Die überörtlichen Einsatzkräfte aus den Landkreisen Rottweil und Emmendingen sowie aus dem Schwarzwald-Baar-Kreis, die in der Nacht zur Unterstützung in die Ortenau gekommen waren, wurden am Morgen durch Feuerwehren aus dem Ortenaukreis abgelöst. Auch zahlreiche Landwirte sowie Unternehmen aus der Region haben die Löscharbeiten unterstützt. Unter anderem stellten ein Straßenbaubetrieb und ein Fuhrunternehmen Fahrzeuge und weitere Hilfe zur Verfügung.
Lage in Steinach stabil
In Steinach ist die Lage laut Frei am Mittwochvormittag stabil. Dort laufen nur noch kleinere Nachlöscharbeiten. Die Feuerwehr kann ihre Kräfte bereits schrittweise zurücknehmen. In Abstimmung mit der Forstbehörde bleibt die als Umfahrung genutzte Straße wegen Steinschlaggefahr bis auf Weiteres gesperrt. Der extrem steile Hang hatte die Löscharbeiten bereits am Dienstag erheblich erschwert.

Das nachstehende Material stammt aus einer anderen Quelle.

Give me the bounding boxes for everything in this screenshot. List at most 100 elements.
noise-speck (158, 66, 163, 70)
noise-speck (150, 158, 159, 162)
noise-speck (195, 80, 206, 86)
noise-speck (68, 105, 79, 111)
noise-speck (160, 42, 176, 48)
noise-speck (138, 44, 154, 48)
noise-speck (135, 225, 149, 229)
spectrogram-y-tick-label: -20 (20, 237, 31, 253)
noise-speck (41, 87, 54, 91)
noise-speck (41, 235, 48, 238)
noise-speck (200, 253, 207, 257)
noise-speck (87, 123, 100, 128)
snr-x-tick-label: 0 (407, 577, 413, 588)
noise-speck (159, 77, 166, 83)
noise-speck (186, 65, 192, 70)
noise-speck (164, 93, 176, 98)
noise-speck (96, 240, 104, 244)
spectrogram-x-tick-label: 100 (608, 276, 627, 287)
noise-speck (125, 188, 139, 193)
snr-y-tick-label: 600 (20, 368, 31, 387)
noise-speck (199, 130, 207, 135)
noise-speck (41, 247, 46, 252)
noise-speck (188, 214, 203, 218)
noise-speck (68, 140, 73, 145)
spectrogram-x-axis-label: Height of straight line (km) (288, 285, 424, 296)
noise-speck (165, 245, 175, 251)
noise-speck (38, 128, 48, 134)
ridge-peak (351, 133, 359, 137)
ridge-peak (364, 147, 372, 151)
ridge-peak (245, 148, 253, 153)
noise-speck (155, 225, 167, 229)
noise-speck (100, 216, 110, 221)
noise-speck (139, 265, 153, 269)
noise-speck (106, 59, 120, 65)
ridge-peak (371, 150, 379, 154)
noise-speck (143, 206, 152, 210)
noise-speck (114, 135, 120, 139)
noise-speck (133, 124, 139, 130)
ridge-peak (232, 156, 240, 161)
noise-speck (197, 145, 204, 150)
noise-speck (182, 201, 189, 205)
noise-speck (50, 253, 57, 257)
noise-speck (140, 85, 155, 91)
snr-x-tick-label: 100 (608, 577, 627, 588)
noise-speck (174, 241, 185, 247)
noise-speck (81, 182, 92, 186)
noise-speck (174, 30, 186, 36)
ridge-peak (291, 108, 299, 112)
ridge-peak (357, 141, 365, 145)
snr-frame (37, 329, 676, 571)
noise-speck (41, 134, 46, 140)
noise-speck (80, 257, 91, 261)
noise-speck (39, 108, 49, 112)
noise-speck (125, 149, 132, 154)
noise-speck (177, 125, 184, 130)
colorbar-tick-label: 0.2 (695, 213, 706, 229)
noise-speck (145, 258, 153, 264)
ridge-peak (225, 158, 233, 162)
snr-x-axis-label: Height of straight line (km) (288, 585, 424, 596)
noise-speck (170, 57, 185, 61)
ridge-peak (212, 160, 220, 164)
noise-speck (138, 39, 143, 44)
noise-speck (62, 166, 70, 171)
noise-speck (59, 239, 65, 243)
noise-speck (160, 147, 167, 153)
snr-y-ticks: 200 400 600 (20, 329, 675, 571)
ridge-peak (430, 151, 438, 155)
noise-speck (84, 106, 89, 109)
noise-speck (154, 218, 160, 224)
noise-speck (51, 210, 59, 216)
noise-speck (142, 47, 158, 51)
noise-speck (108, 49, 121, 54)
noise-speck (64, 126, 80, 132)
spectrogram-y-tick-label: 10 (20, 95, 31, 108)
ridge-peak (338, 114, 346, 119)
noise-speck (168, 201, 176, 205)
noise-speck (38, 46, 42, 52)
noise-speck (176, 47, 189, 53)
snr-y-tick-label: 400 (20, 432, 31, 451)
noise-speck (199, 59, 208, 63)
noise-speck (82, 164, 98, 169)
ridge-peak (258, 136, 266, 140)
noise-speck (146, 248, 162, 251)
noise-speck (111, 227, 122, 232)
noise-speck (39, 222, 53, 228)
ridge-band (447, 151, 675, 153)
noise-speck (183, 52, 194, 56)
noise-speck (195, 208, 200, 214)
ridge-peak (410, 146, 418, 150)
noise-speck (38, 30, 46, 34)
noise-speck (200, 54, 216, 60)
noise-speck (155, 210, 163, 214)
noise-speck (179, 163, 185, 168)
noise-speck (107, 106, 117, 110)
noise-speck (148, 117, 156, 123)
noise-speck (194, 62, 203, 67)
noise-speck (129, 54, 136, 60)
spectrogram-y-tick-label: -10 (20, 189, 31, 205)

Am späten Abend wird die Feuerwehr den Brandbereich nochmals kontrollieren. Dabei wird insbesondere geprüft, ob sich erneut Glutnester gebildet haben oder weitere Nachlöscharbeiten notwendig sind
Weiterer Brand in Gengenbach-Schwaibach in der Nacht
Auch während der Nacht kam es zu einem weiteren Feuer. Landrat Thorsten Erny entdeckte auf der Rückfahrt von der Einsatzstelle in Zell am Harmersbach in Gengenbach-Schwaibach einen Brand und meldete ihn. Die Feuerwehr rückte daraufhin aus und konnte das Feuer löschen. Nach Angaben von Kreisbrandmeister Bernhard Frei breiteten sich die Flammen von der Straße in den angrenzenden Wald und den Hang hinauf aus. Zwei Wohnhäuser waren zeitweise gefährdet; die Bewohner wurden vorsorglich evakuiert. Die Feuerwehr bekämpfte den Brand mit einem größeren Kräfteaufgebot von mehreren Seiten und verhinderte ein Übergreifen auf die Gebäude. Unterstützt wurde sie von Landwirten, die mit Fahrzeugen und Wasser halfen. Die trockene Vegetation und die Hanglage erschwerten den Einsatz.
Auch der am Dienstagabend gemeldete Brand in Nordrach ist gelöscht.
Der Führungsstab des Ortenaukreises konnte seinen Einsatz in der Nacht gegen 2 Uhr beenden. Die Arbeit an den Brandstellen geht jedoch weiter. Aufgrund des weiterhin hohen Personal- und Materialbedarfs, der Versorgung der Einsatzkräfte sowie des notwendigen Abstimmungsaufwands bleiben die entsprechenden Einsatz- und Versorgungsstrukturen bestehen. Das Amt für Brand- und Katastrophenschutz stimmt das weitere Vorgehen fortlaufend mit dem Regierungspräsidium Freiburg ab.
Die Nachlöscharbeiten werden voraussichtlich noch längere Zeit in Anspruch nehmen.
Kriminalpolizei ermittelt
Die Kriminalpolizei hat inzwischen die Ermittlungen zu den Bränden in der Region inzwischen gebündelt und führt sie zentral. Hintergrund ist nach Angaben der Polizei die ungewöhnliche Häufung von Flächen- und Vegetationsbränden in den vergangenen Tagen und Wochen. Konkrete Anhaltspunkte für eine mögliche Brandstiftung liegen derzeit nicht vor. In den kommenden Tagen will die Polizei ihre Präsenz in den betroffenen Städten und Gemeinden verstärken. Wer verdächtige Beobachtungen gemacht oder auffällige Personen oder Fahrzeuge bemerkt hat, kann sich beim Kriminaldauerdienst unter 0781 21-2820 oder über den Polizeinotruf 110 melden.